Gender dynamics and sex politics, rooted in the psychosexual, are defining features of giallo. Pesce uses them to bolster “Piercing”s structure, starting with its visuals. “I felt like this was a Japanese cousin to the giallo movie,” Pesce professes. “Tokyo in my head is so colorful and bright and loud and vibrant. My version of that fell in nicely in a lot of the stylistic choices that giallo filmmakers made.” Magenta hues bathe the opening scene as Reed contemplates infanticide; Jackie’s lipstick runs as red as her flat’s walls. There are the wardrobes, too, Reed’s sharp suits and impeccable hair, Jackie’s blonde bob, slick black dresses, and the fur coat she warehouses herself in—bright colors that mirror the keystones of the giallo aesthetic.
But more integral to giallo than fashion and furniture is sex. “When I read the book, it was very much like Murakami doing a take on the ‘Basic Instinct’ style thriller,” he says, “the Western sort of psychosexual thriller, but transposing it into his world and Tokyo and that underbelly.” To get from there to giallo, he followed his instincts and mined giallo out of Reed’s clash with Jackie. If atmosphere isn’t a hint that not all’s right with Jackie, then watching her take off her black gloves as Reed pours her a drink should serve as the tip-off. “In every giallo movie, whoever wears the black gloves is the killer and the adversary,” Pesce says with a chuckle. The viewer meets the heavy immediately, and they may not even know it.
Partly that’s because Abbott plays such a convincing psychopath, but Wasikowska, no stranger to characters burdened by psychological hang-ups (see: “Stoker” and “Maps to the Stars”), is as unassuming as Abbott is menacing. The gloves are a subtle nod to giallo tradition, but Pesce happily plays with genre conventions as he hews to them. "Piercing" turns the tables on Reed, the presumed murderer-to-be, putting ownership of those gender dynamics and sex politics in Jackie’s hands. She’s in control, unlike most women in giallo, who often find themselves stalked and killed by men: “Tenebrae,” “Blood and Black Lace,” “What Have You Done to Solange?,” “Your Vice Is a Locked Room and Only I Have the Key.” It’s a thing. (So are inordinately long titles.)

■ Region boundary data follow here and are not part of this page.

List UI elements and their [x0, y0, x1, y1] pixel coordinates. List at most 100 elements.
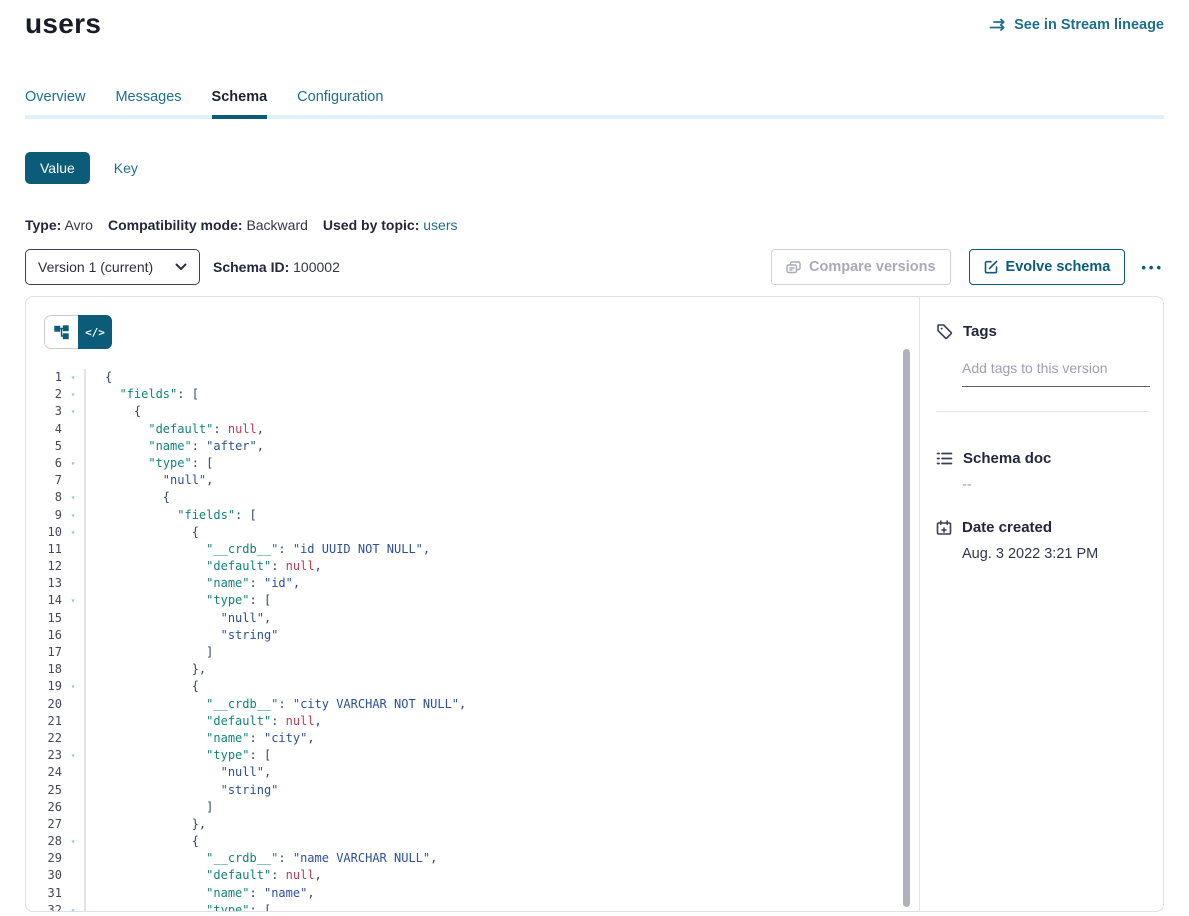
- version-select[interactable]: Version 1 (current): [25, 249, 200, 285]
- code-text: {: [84, 678, 919, 695]
- see-in-stream-lineage-link[interactable]: See in Stream lineage: [989, 17, 1164, 33]
- fold-toggle-icon[interactable]: ▾: [62, 524, 84, 541]
- line-number: 12: [26, 558, 62, 575]
- code-line: 28▾ {: [26, 833, 919, 850]
- type-value: Avro: [64, 217, 93, 233]
- fold-toggle-icon[interactable]: ▾: [62, 592, 84, 609]
- code-text: "name": "after",: [84, 438, 919, 455]
- value-toggle-button[interactable]: Value: [25, 152, 90, 184]
- schema-meta-row: Type: Avro Compatibility mode: Backward …: [25, 217, 1164, 233]
- version-select-value: Version 1 (current): [38, 259, 153, 275]
- schema-code-pane: </> 1▾{2▾ "fields": [3▾ {4 "default": nu…: [26, 297, 919, 911]
- fold-toggle-icon[interactable]: ▾: [62, 403, 84, 420]
- calendar-plus-icon: [936, 520, 952, 536]
- code-text: "default": null,: [84, 421, 919, 438]
- code-text: "string": [84, 627, 919, 644]
- fold-toggle-icon[interactable]: ▾: [62, 833, 84, 850]
- date-created-section-header: Date created: [936, 519, 1149, 536]
- evolve-schema-button[interactable]: Evolve schema: [969, 249, 1126, 285]
- code-lines: 1▾{2▾ "fields": [3▾ {4 "default": null,5…: [26, 369, 919, 911]
- code-view-button[interactable]: </>: [78, 315, 112, 349]
- schema-id-value: 100002: [293, 259, 340, 275]
- key-toggle-button[interactable]: Key: [114, 160, 138, 176]
- line-number: 27: [26, 816, 62, 833]
- code-text: "name": "city",: [84, 730, 919, 747]
- code-text: "default": null,: [84, 713, 919, 730]
- code-text: "name": "id",: [84, 575, 919, 592]
- tab-schema[interactable]: Schema: [212, 89, 268, 119]
- line-number: 3: [26, 403, 62, 420]
- compare-versions-button[interactable]: Compare versions: [771, 249, 951, 285]
- line-number: 29: [26, 850, 62, 867]
- line-number: 1: [26, 369, 62, 386]
- used-by-topic-link[interactable]: users: [423, 217, 457, 233]
- fold-spacer: [62, 782, 84, 799]
- line-number: 25: [26, 782, 62, 799]
- fold-toggle-icon[interactable]: ▾: [62, 902, 84, 911]
- tab-configuration[interactable]: Configuration: [297, 89, 383, 119]
- code-line: 26 ]: [26, 799, 919, 816]
- fold-toggle-icon[interactable]: ▾: [62, 455, 84, 472]
- line-number: 30: [26, 867, 62, 884]
- line-number: 4: [26, 421, 62, 438]
- line-number: 11: [26, 541, 62, 558]
- code-text: ]: [84, 644, 919, 661]
- line-number: 18: [26, 661, 62, 678]
- line-number: 10: [26, 524, 62, 541]
- fold-spacer: [62, 421, 84, 438]
- line-number: 8: [26, 489, 62, 506]
- code-text: {: [84, 403, 919, 420]
- code-line: 14▾ "type": [: [26, 592, 919, 609]
- line-number: 28: [26, 833, 62, 850]
- fold-toggle-icon[interactable]: ▾: [62, 507, 84, 524]
- tab-overview[interactable]: Overview: [25, 89, 85, 119]
- fold-toggle-icon[interactable]: ▾: [62, 369, 84, 386]
- schema-doc-title: Schema doc: [963, 450, 1051, 467]
- code-line: 5 "name": "after",: [26, 438, 919, 455]
- tab-messages[interactable]: Messages: [115, 89, 181, 119]
- add-tags-input[interactable]: [962, 360, 1150, 387]
- used-by-topic-label: Used by topic:: [323, 217, 419, 233]
- code-line: 29 "__crdb__": "name VARCHAR NULL",: [26, 850, 919, 867]
- fold-toggle-icon[interactable]: ▾: [62, 747, 84, 764]
- tree-view-button[interactable]: [45, 316, 78, 348]
- tags-title: Tags: [963, 323, 997, 340]
- stream-lineage-icon: [989, 18, 1007, 32]
- schema-sidebar: Tags Schema doc: [919, 297, 1163, 911]
- line-number: 5: [26, 438, 62, 455]
- code-line: 18 },: [26, 661, 919, 678]
- code-text: "null",: [84, 472, 919, 489]
- code-text: "__crdb__": "name VARCHAR NULL",: [84, 850, 919, 867]
- date-created-value: Aug. 3 2022 3:21 PM: [962, 546, 1149, 562]
- code-text: {: [84, 489, 919, 506]
- code-text: "name": "name",: [84, 885, 919, 902]
- sidebar-divider: [936, 411, 1149, 412]
- schema-id-label: Schema ID:: [213, 259, 289, 275]
- line-number: 15: [26, 610, 62, 627]
- view-mode-toggle: </>: [44, 315, 112, 349]
- date-created-title: Date created: [962, 519, 1052, 536]
- more-actions-button[interactable]: •••: [1141, 256, 1164, 279]
- code-text: "null",: [84, 764, 919, 781]
- edit-icon: [984, 260, 998, 274]
- fold-toggle-icon[interactable]: ▾: [62, 386, 84, 403]
- fold-spacer: [62, 730, 84, 747]
- code-text: "__crdb__": "city VARCHAR NOT NULL",: [84, 696, 919, 713]
- line-number: 14: [26, 592, 62, 609]
- code-line: 31 "name": "name",: [26, 885, 919, 902]
- code-line: 19▾ {: [26, 678, 919, 695]
- line-number: 31: [26, 885, 62, 902]
- fold-toggle-icon[interactable]: ▾: [62, 678, 84, 695]
- code-line: 9▾ "fields": [: [26, 507, 919, 524]
- code-text: },: [84, 816, 919, 833]
- line-number: 20: [26, 696, 62, 713]
- code-line: 32▾ "type": [: [26, 902, 919, 911]
- fold-toggle-icon[interactable]: ▾: [62, 489, 84, 506]
- code-editor[interactable]: 1▾{2▾ "fields": [3▾ {4 "default": null,5…: [26, 369, 919, 911]
- tab-bar: Overview Messages Schema Configuration: [25, 89, 1164, 119]
- fold-spacer: [62, 764, 84, 781]
- code-line: 4 "default": null,: [26, 421, 919, 438]
- editor-scrollbar-thumb[interactable]: [903, 349, 910, 907]
- value-key-toggle: Value Key: [25, 152, 1164, 184]
- line-number: 6: [26, 455, 62, 472]
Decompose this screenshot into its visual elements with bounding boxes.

Sometimes women just get stalked, as in Ercholi’s “Forbidden Photos of a Lady Above Suspicion,” but the politics of control remain the same. Not so with “Piercing.” “The beauty of the story in and of itself is that it flips all the expectations on their heads,” Pesce says. “A movie like this is set up to be, like, you meet this guy who wants to kill a prostitute, he hires a prostitute and he kills her.” But “Piercing” lets Jackie be the predator and Reed the prey, adding complexity to the tension between consent and desire that’s so essential to giallo’s spirit. “It's a movie about murder with no murder,” he laughs. For giallo purists, that might sound like a birthday party without a cake. Not that giallo formula’s never been subverted—a la Bava’s “Hatchet for the Honeymoon,” or Argento’s “Tenebrae”—but it’s uncommon practice. So the role swap makes “Piercing” unique, even empowering.
“In decades’ worth of these types of movies,” Pesce muses, “you set up a girl in the beginning of the movie who's set to be a victim and the whole movie is about proving that your male lead is the hero who's going to save her. And nah, this girl doesn't need anyone to save her. She doesn’t need any help. She’s got it all covered.” So does Pesce, hitting the giallo bases and Murakami’s book while coaxing his movie toward an identity all its own. Call “Piercing” a soup, a chowder, a mélange; Pesce’s film embraces genre history while facing forward, gruesome and tender in almost equal measure.